C’est une avancée majeure qu’a réalisé le Consortium international de génomique du cancer (ICGC). Associés dans un projet de séquençage du génome des tumeurs du sein, des équipes de chercheurs du monde entier, dont une de l’Institut Curie, ont identifié les mutations ou les altérations de 93 gènes responsables de la grande majorité des cancers du sein. Au-delà de la prouesse technologique et scientifique que cela représente, ces résultats ouvrent des perspectives réelles d’amélioration des traitements.
En quoi consistent les résultats présentés par le consortium ?
Dr Anne Vincent-Salomon : Nous avons pu classer les anomalies moléculaires de la structure des chromosomes des tumeurs les plus fréquemment rencontrées. Elles peuvent maintenant être différenciées à un autre niveau, selon treize types d’anomalies chromosomiques.

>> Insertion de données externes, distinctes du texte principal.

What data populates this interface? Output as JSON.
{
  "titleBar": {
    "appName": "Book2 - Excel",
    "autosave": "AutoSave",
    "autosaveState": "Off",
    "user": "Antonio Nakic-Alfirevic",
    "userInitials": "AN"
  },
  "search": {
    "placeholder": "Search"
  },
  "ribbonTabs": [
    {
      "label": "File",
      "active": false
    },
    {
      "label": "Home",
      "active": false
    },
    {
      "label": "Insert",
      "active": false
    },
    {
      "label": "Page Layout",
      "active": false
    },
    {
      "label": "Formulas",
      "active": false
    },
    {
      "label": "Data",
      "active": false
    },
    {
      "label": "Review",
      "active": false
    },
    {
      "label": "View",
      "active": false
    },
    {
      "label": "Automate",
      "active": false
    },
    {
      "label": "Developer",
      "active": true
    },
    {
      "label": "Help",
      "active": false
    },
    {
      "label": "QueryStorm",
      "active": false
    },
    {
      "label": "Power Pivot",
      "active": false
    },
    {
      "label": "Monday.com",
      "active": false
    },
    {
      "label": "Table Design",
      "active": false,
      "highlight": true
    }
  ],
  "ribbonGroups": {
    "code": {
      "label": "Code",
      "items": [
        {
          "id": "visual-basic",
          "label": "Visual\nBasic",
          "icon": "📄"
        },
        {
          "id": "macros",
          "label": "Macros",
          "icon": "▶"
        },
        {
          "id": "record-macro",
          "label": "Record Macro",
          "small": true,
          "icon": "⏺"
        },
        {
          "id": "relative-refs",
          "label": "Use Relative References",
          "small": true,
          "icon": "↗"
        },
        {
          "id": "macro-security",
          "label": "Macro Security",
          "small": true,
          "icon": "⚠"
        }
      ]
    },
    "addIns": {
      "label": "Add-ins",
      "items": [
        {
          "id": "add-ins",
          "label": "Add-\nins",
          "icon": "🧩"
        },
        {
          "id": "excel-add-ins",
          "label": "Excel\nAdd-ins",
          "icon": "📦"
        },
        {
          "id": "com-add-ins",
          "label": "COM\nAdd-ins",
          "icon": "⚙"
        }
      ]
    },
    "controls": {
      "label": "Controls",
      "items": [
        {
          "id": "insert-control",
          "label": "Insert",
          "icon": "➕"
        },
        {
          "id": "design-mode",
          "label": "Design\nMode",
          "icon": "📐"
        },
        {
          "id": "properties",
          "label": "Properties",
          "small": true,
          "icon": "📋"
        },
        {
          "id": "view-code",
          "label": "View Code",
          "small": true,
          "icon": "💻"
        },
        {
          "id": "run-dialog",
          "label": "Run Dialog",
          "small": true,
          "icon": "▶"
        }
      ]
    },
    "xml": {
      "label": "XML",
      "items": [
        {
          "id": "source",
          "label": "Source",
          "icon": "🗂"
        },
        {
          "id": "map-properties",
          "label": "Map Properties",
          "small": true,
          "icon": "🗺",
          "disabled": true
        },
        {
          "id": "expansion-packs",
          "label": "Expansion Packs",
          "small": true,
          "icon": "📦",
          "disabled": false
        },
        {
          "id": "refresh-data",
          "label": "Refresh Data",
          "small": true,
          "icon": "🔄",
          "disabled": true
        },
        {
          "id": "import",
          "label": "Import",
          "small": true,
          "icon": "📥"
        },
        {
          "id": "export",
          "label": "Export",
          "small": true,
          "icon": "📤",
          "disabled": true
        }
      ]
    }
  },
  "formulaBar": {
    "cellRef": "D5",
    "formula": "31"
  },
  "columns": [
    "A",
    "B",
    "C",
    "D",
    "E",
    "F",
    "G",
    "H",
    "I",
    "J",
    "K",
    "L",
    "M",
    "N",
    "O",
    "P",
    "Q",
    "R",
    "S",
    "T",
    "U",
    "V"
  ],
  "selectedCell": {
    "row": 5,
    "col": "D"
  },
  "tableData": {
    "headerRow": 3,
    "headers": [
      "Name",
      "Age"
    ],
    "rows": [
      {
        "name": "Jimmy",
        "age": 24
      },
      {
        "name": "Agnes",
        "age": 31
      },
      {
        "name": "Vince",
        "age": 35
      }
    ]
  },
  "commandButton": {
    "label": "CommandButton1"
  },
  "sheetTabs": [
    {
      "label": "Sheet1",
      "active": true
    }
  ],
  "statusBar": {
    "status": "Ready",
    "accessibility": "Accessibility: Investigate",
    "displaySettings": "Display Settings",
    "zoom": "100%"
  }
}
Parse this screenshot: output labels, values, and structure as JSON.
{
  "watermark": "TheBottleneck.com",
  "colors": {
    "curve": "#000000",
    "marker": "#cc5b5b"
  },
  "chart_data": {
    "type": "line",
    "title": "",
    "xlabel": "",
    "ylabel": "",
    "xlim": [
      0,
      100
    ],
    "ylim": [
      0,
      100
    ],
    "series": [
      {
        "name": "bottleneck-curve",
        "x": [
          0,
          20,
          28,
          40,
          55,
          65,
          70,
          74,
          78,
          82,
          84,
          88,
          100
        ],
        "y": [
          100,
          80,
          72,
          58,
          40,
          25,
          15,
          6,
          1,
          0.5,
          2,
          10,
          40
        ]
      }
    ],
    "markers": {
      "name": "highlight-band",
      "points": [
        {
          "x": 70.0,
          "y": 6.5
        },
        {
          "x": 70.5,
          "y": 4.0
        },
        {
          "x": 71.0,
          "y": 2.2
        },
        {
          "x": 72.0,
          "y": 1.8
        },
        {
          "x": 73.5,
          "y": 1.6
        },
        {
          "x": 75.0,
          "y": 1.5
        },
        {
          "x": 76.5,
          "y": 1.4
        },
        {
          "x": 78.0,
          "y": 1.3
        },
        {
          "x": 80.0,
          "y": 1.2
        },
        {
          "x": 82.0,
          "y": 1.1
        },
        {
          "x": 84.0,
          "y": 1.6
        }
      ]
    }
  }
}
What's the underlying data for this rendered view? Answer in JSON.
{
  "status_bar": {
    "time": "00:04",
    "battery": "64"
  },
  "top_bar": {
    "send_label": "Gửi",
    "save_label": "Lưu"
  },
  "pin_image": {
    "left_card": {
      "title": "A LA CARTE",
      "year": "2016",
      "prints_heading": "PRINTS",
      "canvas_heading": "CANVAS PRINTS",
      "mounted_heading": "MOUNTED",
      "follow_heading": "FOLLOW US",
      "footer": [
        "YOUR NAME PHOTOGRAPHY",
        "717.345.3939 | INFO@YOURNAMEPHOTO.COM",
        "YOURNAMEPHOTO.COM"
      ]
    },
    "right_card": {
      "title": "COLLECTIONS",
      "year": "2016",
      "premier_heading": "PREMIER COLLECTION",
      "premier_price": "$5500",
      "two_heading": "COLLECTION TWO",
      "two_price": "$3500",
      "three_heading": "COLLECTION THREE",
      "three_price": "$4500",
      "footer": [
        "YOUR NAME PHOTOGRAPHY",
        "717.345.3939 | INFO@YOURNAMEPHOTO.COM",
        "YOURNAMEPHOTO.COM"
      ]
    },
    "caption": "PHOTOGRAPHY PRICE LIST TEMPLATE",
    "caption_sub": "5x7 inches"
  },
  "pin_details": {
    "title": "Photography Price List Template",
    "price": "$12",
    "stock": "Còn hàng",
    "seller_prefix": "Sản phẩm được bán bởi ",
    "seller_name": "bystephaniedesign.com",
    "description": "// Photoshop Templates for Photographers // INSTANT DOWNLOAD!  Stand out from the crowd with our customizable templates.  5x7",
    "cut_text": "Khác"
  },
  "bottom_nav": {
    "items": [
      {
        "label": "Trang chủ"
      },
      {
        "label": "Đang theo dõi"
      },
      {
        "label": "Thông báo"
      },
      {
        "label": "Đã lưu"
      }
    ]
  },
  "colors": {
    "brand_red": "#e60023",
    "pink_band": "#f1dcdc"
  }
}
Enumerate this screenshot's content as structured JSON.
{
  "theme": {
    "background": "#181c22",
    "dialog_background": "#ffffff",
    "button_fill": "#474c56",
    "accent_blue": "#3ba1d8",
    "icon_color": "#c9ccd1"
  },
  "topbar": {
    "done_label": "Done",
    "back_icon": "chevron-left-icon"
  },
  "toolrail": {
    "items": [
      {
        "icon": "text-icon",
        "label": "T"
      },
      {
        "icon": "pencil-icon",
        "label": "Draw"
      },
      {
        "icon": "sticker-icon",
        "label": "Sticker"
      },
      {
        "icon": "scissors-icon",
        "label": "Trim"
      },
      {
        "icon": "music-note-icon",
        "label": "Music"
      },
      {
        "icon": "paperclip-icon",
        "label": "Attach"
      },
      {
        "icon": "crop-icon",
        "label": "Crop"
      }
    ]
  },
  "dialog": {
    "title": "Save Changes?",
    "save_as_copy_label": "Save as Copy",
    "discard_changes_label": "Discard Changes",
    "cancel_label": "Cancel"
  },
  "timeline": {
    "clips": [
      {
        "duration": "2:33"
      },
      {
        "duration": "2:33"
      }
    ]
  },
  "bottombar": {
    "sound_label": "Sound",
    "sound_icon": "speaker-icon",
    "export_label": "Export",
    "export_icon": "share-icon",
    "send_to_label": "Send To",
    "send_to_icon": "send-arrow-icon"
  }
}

On savait déjà qu’il n’y avait pas un seul type de cancer du sein, mais ce séquençage nous a permis d’atteindre un niveau inédit de précision dans l’hétérogénéité des tumeurs. Nous avons un grand catalogue exhaustif qui sera mis à la disposition de toute la communauté scientifique pour des recherches ultérieures. C’est une base de travail qui permettra d’affiner la prise en charge des cancers du sein.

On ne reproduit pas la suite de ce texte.